Putin seems to think that history depends on the writer. Russia reportedly tinkered with Wikipedia entries to make itself and separatist rebels look innocent in the tragic Malaysia Airlines crash that killed 298. The message? “The plane was shot down by Ukrainian soldiers.” Over the past 10 years, IP addresses belonging to Russian state agencies have been linked to 7,000 Wikipedia edits, so they’re well-practiced at rewriting the past.
The Flying Circus is packing up shop, again. Last night in London, the world’s silliest septuagenarians closed their sold out reunion show, ironically named Monty Python Live (Mostly): One Down, Five to Go in reference to the late Graham Chapman. People traveled from all over the world for dead parrots, silly walks and shrill-voiced cross-dressing. It was their last live performance together, but with the remaining five still working and making regular TV appearances, it’s not quite time for something completely different.

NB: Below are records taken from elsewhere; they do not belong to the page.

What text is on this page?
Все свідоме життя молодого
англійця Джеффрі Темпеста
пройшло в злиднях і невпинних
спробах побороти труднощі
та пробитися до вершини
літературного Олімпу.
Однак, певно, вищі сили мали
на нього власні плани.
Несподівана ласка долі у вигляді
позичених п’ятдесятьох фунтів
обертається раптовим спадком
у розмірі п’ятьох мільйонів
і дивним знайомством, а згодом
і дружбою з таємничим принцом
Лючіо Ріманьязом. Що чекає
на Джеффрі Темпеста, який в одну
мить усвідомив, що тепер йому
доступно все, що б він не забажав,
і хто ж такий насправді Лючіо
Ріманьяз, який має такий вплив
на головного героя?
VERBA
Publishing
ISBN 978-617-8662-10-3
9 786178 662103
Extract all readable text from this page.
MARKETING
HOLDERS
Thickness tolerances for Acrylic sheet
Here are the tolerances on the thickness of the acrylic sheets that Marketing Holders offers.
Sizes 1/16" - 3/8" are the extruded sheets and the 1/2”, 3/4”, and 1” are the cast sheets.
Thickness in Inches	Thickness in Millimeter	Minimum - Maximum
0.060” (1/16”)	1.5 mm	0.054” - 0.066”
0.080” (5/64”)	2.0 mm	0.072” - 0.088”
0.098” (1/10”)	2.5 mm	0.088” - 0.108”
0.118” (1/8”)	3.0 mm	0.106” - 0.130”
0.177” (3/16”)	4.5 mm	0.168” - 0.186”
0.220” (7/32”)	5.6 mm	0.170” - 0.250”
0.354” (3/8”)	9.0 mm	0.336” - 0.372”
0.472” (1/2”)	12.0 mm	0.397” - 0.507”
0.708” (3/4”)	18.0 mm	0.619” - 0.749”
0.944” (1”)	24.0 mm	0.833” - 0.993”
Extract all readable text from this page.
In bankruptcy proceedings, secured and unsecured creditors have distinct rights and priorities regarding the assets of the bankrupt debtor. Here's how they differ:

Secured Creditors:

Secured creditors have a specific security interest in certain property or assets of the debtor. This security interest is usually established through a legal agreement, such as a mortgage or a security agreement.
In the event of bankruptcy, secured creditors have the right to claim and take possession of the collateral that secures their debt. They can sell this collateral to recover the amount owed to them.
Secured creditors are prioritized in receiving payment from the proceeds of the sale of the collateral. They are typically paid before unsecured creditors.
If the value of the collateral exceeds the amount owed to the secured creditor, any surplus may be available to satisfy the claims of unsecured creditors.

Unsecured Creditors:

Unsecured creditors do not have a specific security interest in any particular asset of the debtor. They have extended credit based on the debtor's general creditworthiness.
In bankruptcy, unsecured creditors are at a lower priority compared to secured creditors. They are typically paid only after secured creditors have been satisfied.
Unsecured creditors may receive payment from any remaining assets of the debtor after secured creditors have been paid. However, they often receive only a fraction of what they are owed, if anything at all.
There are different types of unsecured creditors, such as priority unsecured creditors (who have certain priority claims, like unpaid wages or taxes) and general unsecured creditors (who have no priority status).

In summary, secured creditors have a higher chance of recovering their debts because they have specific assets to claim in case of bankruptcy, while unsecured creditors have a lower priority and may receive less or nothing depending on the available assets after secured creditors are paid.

He set hearts aflutter on TV and the Silver Screen for decades. A U.S. Army veteran and longtime actor best known as the wry detective lead in The Rockford Files, a resourceful American POW in The Great Escape and a swaggering cowboy in Maverick, Garner died yesterday. Friends remember the handsome star as charming, both on and off camera. Garner kept trucking, breaking hearts and drawing tears in hits like The Notebook, well into old age.
He started strong on Thursday, overcame his weakness for “freakish Fridays,” and won the British Open — the third youngest to do so behind Jack Nicklaus and Tiger Woods. Northern Ireland’s lad, 25, finished two shots in front of the field, at 17 under par. His reward? The Claret Jug, $1.6 million and a very happy father: Dad Gerry won more than $170,000 on a bet made in 2004 that his son would win within 10 years.